With my business partner spearheading the business development side of the company, I relied on him to get us clients. And when our revenue began to plateau, I blamed him. “Where are the clients?” I’d ask in a heated tone. “What do you do around here?”
The relationship had turned sour. My trust and respect for my business partner had eroded, and that’s a hard path to turn back from. I held on for over a year, knowing that I needed to leave and strike out on my own. That’s when I learned that sometimes you just have to listen to your gut. And my gut was telling me to get out.
But more importantly, I learned that partnerships can be dangerous, especially with friends involved. All too often, I hear of business partners separating, never to speak with each again. And I’ve lived it. It’s caused me to have less trust in people, and I’ve had to retrain my internal compass to be more accepting and understanding of others’ methods.
I’m not going to outright say to avoid partnerships. Sometimes they work out wonderfully. But I do caution against it. Choose who you run your business with carefully. Make sure you both can communicate, that you’re both mature enough to actually communicate (my business partner and I weren’t). And if it’s a partnership that you end up in, make sure you have the paperwork and planning to handle difficult decisions and potential exit strategies should a partner want to exit.
Conclusion: Be entrepreneurial
To be an entrepreneur does not necessarily mean you must be running a business. Entrepreneurship can be a way of life and thinking. It invokes the creative part of your brain and makes you ask yourself how you can make life better.
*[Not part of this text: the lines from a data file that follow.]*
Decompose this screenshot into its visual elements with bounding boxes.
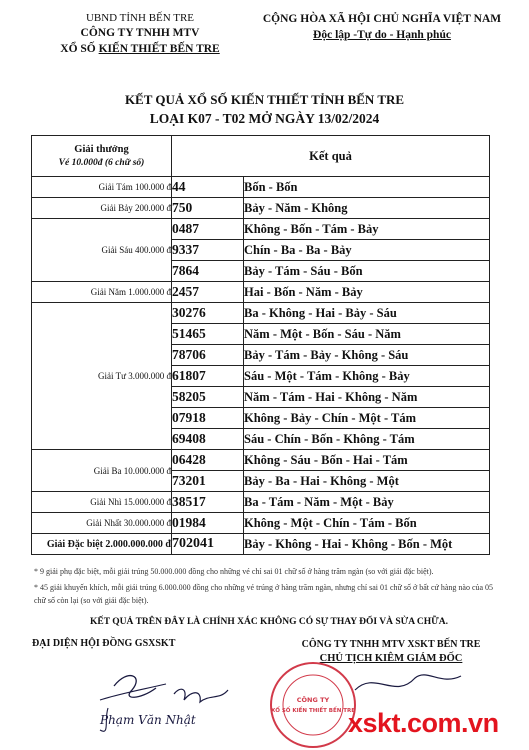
- winning-number: 01984: [172, 513, 244, 534]
- prize-name: Giải Năm 1.000.000 đ: [32, 282, 172, 303]
- winning-number: 750: [172, 198, 244, 219]
- table-row: [32, 534, 490, 555]
- winning-number: 78706: [172, 345, 244, 366]
- number-in-words: Sáu - Một - Tám - Không - Bảy: [244, 366, 490, 387]
- document-title: KẾT QUẢ XỔ SỐ KIẾN THIẾT TỈNH BẾN TRE: [124, 92, 405, 107]
- prize-name: Giải Đặc biệt 2.000.000.000 đ: [32, 534, 172, 555]
- header-right: [254, 12, 510, 44]
- winning-number: 9337: [172, 240, 244, 261]
- right-signature-company: CÔNG TY TNHH MTV XSKT BẾN TRE: [301, 639, 481, 650]
- number-in-words: Ba - Không - Hai - Bảy - Sáu: [244, 303, 490, 324]
- draw-info: LOẠI K07 - T02 MỞ NGÀY 13/02/2024: [149, 111, 380, 126]
- note-2: * 45 giải khuyến khích, mỗi giải trúng 6.000.000 đồng cho những vé trúng ở hàng trăm ngàn, nhưng chỉ sai 01 chữ số ở bất cứ hàng nào của 05 chữ số còn lại (so với giải đặc biệt).: [34, 583, 494, 605]
- results-body: [32, 177, 490, 555]
- number-in-words: Bảy - Năm - Không: [244, 198, 490, 219]
- confirmation-statement: KẾT QUẢ TRÊN ĐÂY LÀ CHÍNH XÁC KHÔNG CÓ SỰ THAY ĐỔI VÀ SỬA CHỮA.: [90, 617, 448, 627]
- notes: [34, 565, 496, 607]
- motto: Độc lập -Tự do - Hạnh phúc: [313, 29, 451, 41]
- prize-name: Giải Nhì 15.000.000 đ: [32, 492, 172, 513]
- winning-number: 38517: [172, 492, 244, 513]
- number-in-words: Bảy - Ba - Hai - Không - Một: [244, 471, 490, 492]
- note-1: * 9 giải phụ đặc biệt, mỗi giải trúng 50.000.000 đồng cho những vé chỉ sai 01 chữ số ở hàng trăm ngàn (so với giải đặc biệt).: [34, 567, 434, 576]
- left-signature-icon: [70, 660, 250, 744]
- table-header-row: [32, 136, 490, 177]
- unit-name: [40, 41, 240, 57]
- winning-number: 73201: [172, 471, 244, 492]
- number-in-words: Năm - Tám - Hai - Không - Năm: [244, 387, 490, 408]
- winning-number: 2457: [172, 282, 244, 303]
- number-in-words: Hai - Bốn - Năm - Bảy: [244, 282, 490, 303]
- prize-name: Giải Ba 10.000.000 đ: [32, 450, 172, 492]
- prize-name: Giải Tám 100.000 đ: [32, 177, 172, 198]
- org-name: UBND TỈNH BẾN TRE: [85, 12, 195, 24]
- number-in-words: Bảy - Tám - Bảy - Không - Sáu: [244, 345, 490, 366]
- winning-number: 51465: [172, 324, 244, 345]
- number-in-words: Không - Bốn - Tám - Bảy: [244, 219, 490, 240]
- svg-text:CÔNG TY: CÔNG TY: [296, 696, 330, 704]
- number-in-words: Bốn - Bốn: [244, 177, 490, 198]
- right-signature-position: CHỦ TỊCH KIÊM GIÁM ĐỐC: [319, 653, 463, 664]
- prize-column-label: Giải thưởng: [74, 144, 129, 155]
- winning-number: 30276: [172, 303, 244, 324]
- results-table: [31, 135, 490, 555]
- number-in-words: Năm - Một - Bốn - Sáu - Năm: [244, 324, 490, 345]
- result-column-header: Kết quả: [172, 136, 490, 177]
- table-row: [32, 450, 490, 471]
- header-left: [40, 12, 240, 57]
- prize-name: Giải Nhất 30.000.000 đ: [32, 513, 172, 534]
- prize-name: Giải Sáu 400.000 đ: [32, 219, 172, 282]
- table-row: [32, 282, 490, 303]
- winning-number: 0487: [172, 219, 244, 240]
- winning-number: 06428: [172, 450, 244, 471]
- winning-number: 702041: [172, 534, 244, 555]
- unit-prefix: XỔ SỐ: [60, 43, 99, 55]
- prize-column-sublabel: Vé 10.000đ (6 chữ số): [58, 158, 145, 168]
- winning-number: 07918: [172, 408, 244, 429]
- number-in-words: Sáu - Chín - Bốn - Không - Tám: [244, 429, 490, 450]
- table-row: [32, 492, 490, 513]
- winning-number: 44: [172, 177, 244, 198]
- number-in-words: Chín - Ba - Ba - Bảy: [244, 240, 490, 261]
- prize-name: Giải Tư 3.000.000 đ: [32, 303, 172, 450]
- left-signer-name: Phạm Văn Nhật: [100, 713, 196, 727]
- table-row: [32, 219, 490, 240]
- right-signature-icon: [345, 660, 495, 710]
- number-in-words: Ba - Tám - Năm - Một - Bảy: [244, 492, 490, 513]
- prize-column-header: [32, 136, 172, 177]
- unit-underlined: KIẾN THIẾT BẾN TRE: [98, 43, 220, 55]
- number-in-words: Không - Bảy - Chín - Một - Tám: [244, 408, 490, 429]
- company-name: CÔNG TY TNHH MTV: [80, 27, 200, 39]
- table-row: [32, 513, 490, 534]
- number-in-words: Không - Sáu - Bốn - Hai - Tám: [244, 450, 490, 471]
- table-row: [32, 177, 490, 198]
- left-signature-title: ĐẠI DIỆN HỘI ĐỒNG GSXSKT: [32, 638, 176, 649]
- winning-number: 69408: [172, 429, 244, 450]
- winning-number: 7864: [172, 261, 244, 282]
- number-in-words: Không - Một - Chín - Tám - Bốn: [244, 513, 490, 534]
- prize-name: Giải Bảy 200.000 đ: [32, 198, 172, 219]
- table-row: [32, 198, 490, 219]
- table-row: [32, 303, 490, 324]
- number-in-words: Bảy - Không - Hai - Không - Bốn - Một: [244, 534, 490, 555]
- nation-name: CỘNG HÒA XÃ HỘI CHỦ NGHĨA VIỆT NAM: [262, 13, 502, 25]
- watermark: xskt.com.vn: [348, 708, 499, 738]
- number-in-words: Bảy - Tám - Sáu - Bốn: [244, 261, 490, 282]
- winning-number: 58205: [172, 387, 244, 408]
- stamp-text: XỔ SỐ KIẾN THIẾT BẾN TRE: [270, 708, 356, 714]
- winning-number: 61807: [172, 366, 244, 387]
A business may follow that line of thinking. Or it may not. For me, running a business was a result of entrepreneurial spirit, and it’s that spirit that carried me through all those years of growth, stagnation, and eventual decline. That spirit grew, waned, and comes back in spurts—but it’s never left me. If anything, my sense of entrepreneurship has evolved, rooting itself in my decision-making.
I enjoyed my time as a business owner, and I hope to re-enter that world again. For now, my freelance work keeps me satisfied, especially since the only accountable person is me.
If you’ve ever desired to start a business—do it. The amount you’ll learn is worth more than the costs of any failures (unless you’re sinking in your entire life’s savings, I suppose). And hopefully, through starting a business, you’ll be able to grow and establish your entrepreneurial spirit.